城の先が崖っぷちであるとはいえ、本郭が露出することを避けるために設けられたものだそうです。
両サイドに土塁が造成され、現在ももっこりとしたところがその名残となっています。
また、郭の先端には搦手門があったそうです。
背後を警戒するというのもありますが、もしものための退路を確保したのかもしれませんね。



ささ郭の先端部に、いつ建てられたかわからない小さなほこらがありました。
屋根のところに、真田のお城にあやかってか、五円玉が6枚並んでいました。



足元にある地図案内を参考に、ささ郭からJR後閑駅方向を眺めます。。
画像中央やや左にある大きな建物がみなかみ町役場です。
あのあたりからここまで、歩いてやってきたんだなぁ~という達成感に浸っていました。



沼田城の方向。
こちらからも沼田城はよくは見えませんが、沼田の城下町は見えるので、2つの城はそれほど遠くないことが実感できます。

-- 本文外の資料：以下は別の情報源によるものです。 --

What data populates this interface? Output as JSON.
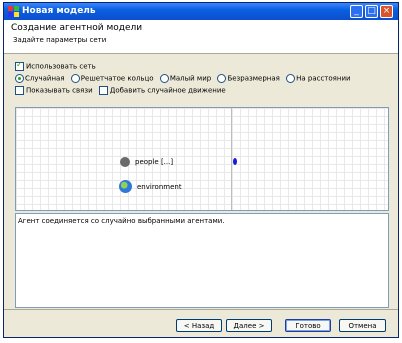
{
  "window": {
    "title": "Новая модель"
  },
  "header": {
    "title": "Создание агентной модели",
    "subtitle": "Задайте параметры сети"
  },
  "options": {
    "use_network": {
      "label": "Использовать сеть",
      "checked": true
    },
    "network_types": [
      {
        "label": "Случайная",
        "selected": true
      },
      {
        "label": "Решетчатое кольцо",
        "selected": false
      },
      {
        "label": "Малый мир",
        "selected": false
      },
      {
        "label": "Безразмерная",
        "selected": false
      },
      {
        "label": "На расстоянии",
        "selected": false
      }
    ],
    "show_links": {
      "label": "Показывать связи",
      "checked": false
    },
    "add_random_motion": {
      "label": "Добавить случайное движение",
      "checked": false
    }
  },
  "canvas": {
    "people_label": "people [...]",
    "environment_label": "environment"
  },
  "description": "Агент соединяется со случайно выбранными агентами.",
  "footer": {
    "back_label": "< Назад",
    "next_label": "Далее >",
    "finish_label": "Готово",
    "cancel_label": "Отмена"
  },
  "colors": {
    "titlebar": "#0b4fcf",
    "accent_green": "#21a121",
    "agent_dot": "#1a1adb"
  }
}
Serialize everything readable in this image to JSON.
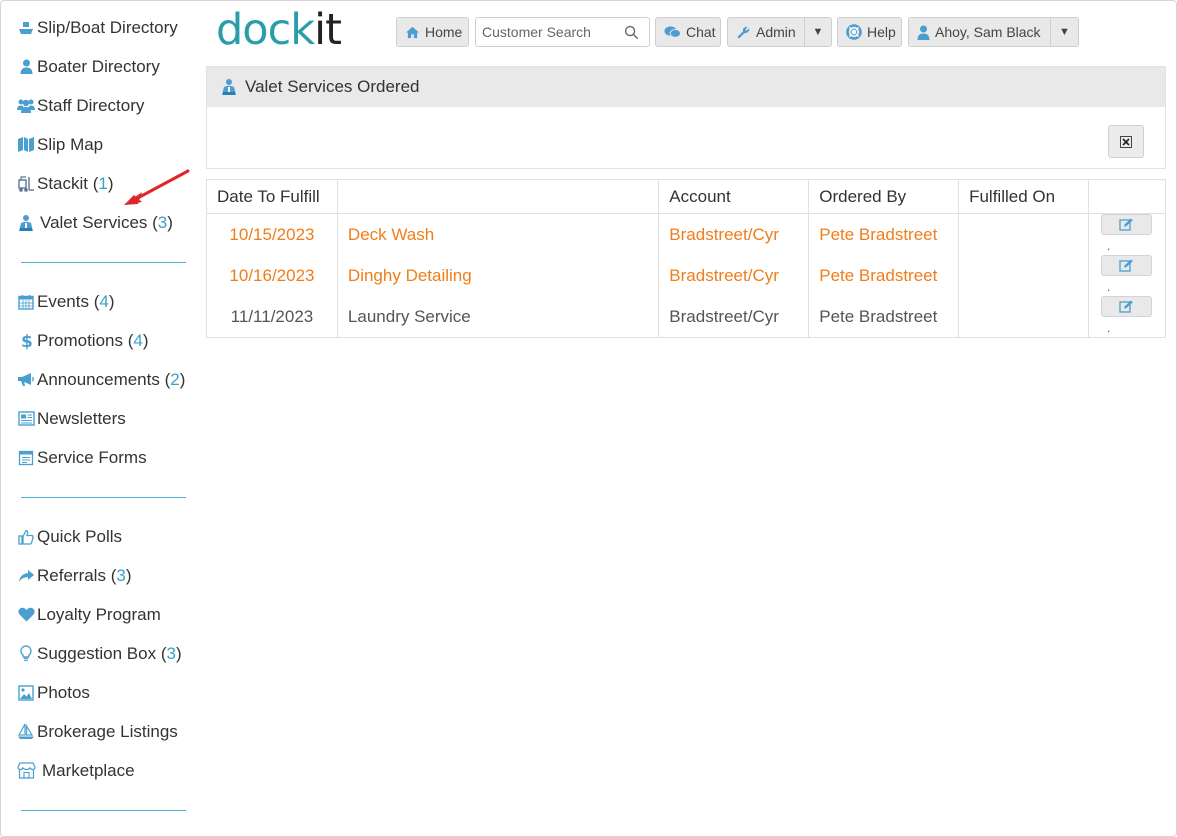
{
  "sidebar": {
    "items": [
      {
        "label": "Slip/Boat Directory",
        "count": "",
        "icon": "boat-icon"
      },
      {
        "label": "Boater Directory",
        "count": "",
        "icon": "user-icon"
      },
      {
        "label": "Staff Directory",
        "count": "",
        "icon": "users-icon"
      },
      {
        "label": "Slip Map",
        "count": "",
        "icon": "map-icon"
      },
      {
        "label": "Stackit",
        "count": "1",
        "icon": "forklift-icon"
      },
      {
        "label": "Valet Services",
        "count": "3",
        "icon": "valet-icon"
      }
    ],
    "items2": [
      {
        "label": "Events",
        "count": "4",
        "icon": "calendar-icon"
      },
      {
        "label": "Promotions",
        "count": "4",
        "icon": "dollar-icon"
      },
      {
        "label": "Announcements",
        "count": "2",
        "icon": "megaphone-icon"
      },
      {
        "label": "Newsletters",
        "count": "",
        "icon": "newspaper-icon"
      },
      {
        "label": "Service Forms",
        "count": "",
        "icon": "form-icon"
      }
    ],
    "items3": [
      {
        "label": "Quick Polls",
        "count": "",
        "icon": "thumbs-up-icon"
      },
      {
        "label": "Referrals",
        "count": "3",
        "icon": "share-icon"
      },
      {
        "label": "Loyalty Program",
        "count": "",
        "icon": "heart-icon"
      },
      {
        "label": "Suggestion Box",
        "count": "3",
        "icon": "lightbulb-icon"
      },
      {
        "label": "Photos",
        "count": "",
        "icon": "photo-icon"
      },
      {
        "label": "Brokerage Listings",
        "count": "",
        "icon": "sailboat-icon"
      },
      {
        "label": "Marketplace",
        "count": "",
        "icon": "store-icon"
      }
    ]
  },
  "header": {
    "logo_dock": "dock",
    "logo_it": "it",
    "home_label": "Home",
    "search_placeholder": "Customer Search",
    "chat_label": "Chat",
    "admin_label": "Admin",
    "help_label": "Help",
    "user_label": "Ahoy, Sam Black"
  },
  "panel": {
    "title": "Valet Services Ordered"
  },
  "table": {
    "headers": [
      "Date To Fulfill",
      "",
      "Account",
      "Ordered By",
      "Fulfilled On",
      ""
    ],
    "rows": [
      {
        "date": "10/15/2023",
        "service": "Deck Wash",
        "account": "Bradstreet/Cyr",
        "ordered_by": "Pete Bradstreet",
        "fulfilled_on": "",
        "highlight": true
      },
      {
        "date": "10/16/2023",
        "service": "Dinghy Detailing",
        "account": "Bradstreet/Cyr",
        "ordered_by": "Pete Bradstreet",
        "fulfilled_on": "",
        "highlight": true
      },
      {
        "date": "11/11/2023",
        "service": "Laundry Service",
        "account": "Bradstreet/Cyr",
        "ordered_by": "Pete Bradstreet",
        "fulfilled_on": "",
        "highlight": false
      }
    ],
    "trail": "."
  },
  "colors": {
    "accent": "#3aa3c9",
    "highlight_text": "#f07d1a",
    "logo": "#2a9ea8",
    "annotation_arrow": "#e0262b"
  }
}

ささ郭から戻り、恒例となりつつある、100名城スタンプの画角探しを行います。
二郭南側の見張台に立つと・・・

 

絵柄は「二郭南側見張台からの二郭」にちがいありません。
今回はわかりやすかったですね。



名胡桃城の検分を終え、ふたたび案内所で休息をとっていました。
その私に自然の脅威が迫っていることを、チキンな私は敏感に感じ取っていたのです。